A forthcoming alternative is a Harvard University-based project spearheaded by Professor Jonathan Zittrain of Harvard’s Berkman Center.  The Internet Robustness project aims to support digital activists by developing, testing, and piloting a new counter-censorship technology.  The project is unique in its aim is to allow online communities, such as human rights groups or independent media sites, to mirror each other’s content.  In the case that any one participant fails to remain online, visitors will be able to access the content from other servers across the network.  The project’s target community is Iranian web users, and ultimately, the goal is to make the internet significantly more robust and resilient by protecting against various attacks.  Zittrain’s team is currently in the research stage of a 3-year process, which is being funded by a USAID grant.  More information regarding this new mirroring project can be found here.

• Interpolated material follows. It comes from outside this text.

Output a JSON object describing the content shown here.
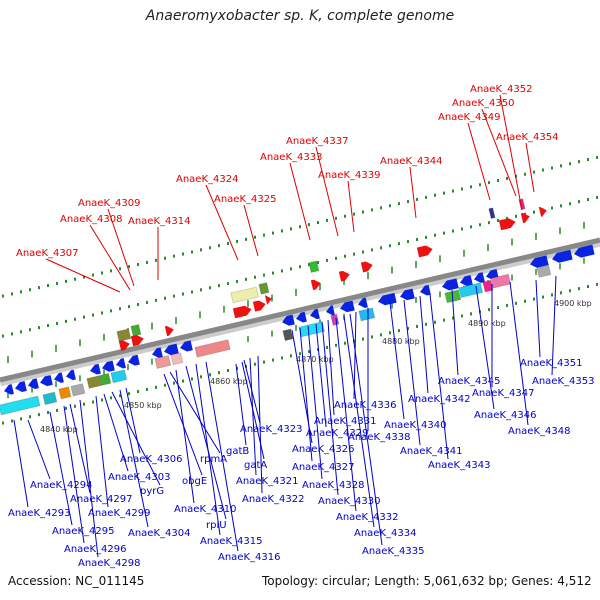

It is inescapable that tools designed for one purpose may be used for others.  Teams working to strengthen internet robustness for activists through proxying and mirroring are creating tools that can also be used by software and content pirates.  Just because technology may have dual uses does not mean that governments should try to ban them.  In fact, that approach may be counterproductive.  Just a few days after BREIN’s victory over The Pirate Bay, Dutch internet provider XS4All revealed that traffic on BitTorrent had actually increased since the blockade, presumably due to all the media attention.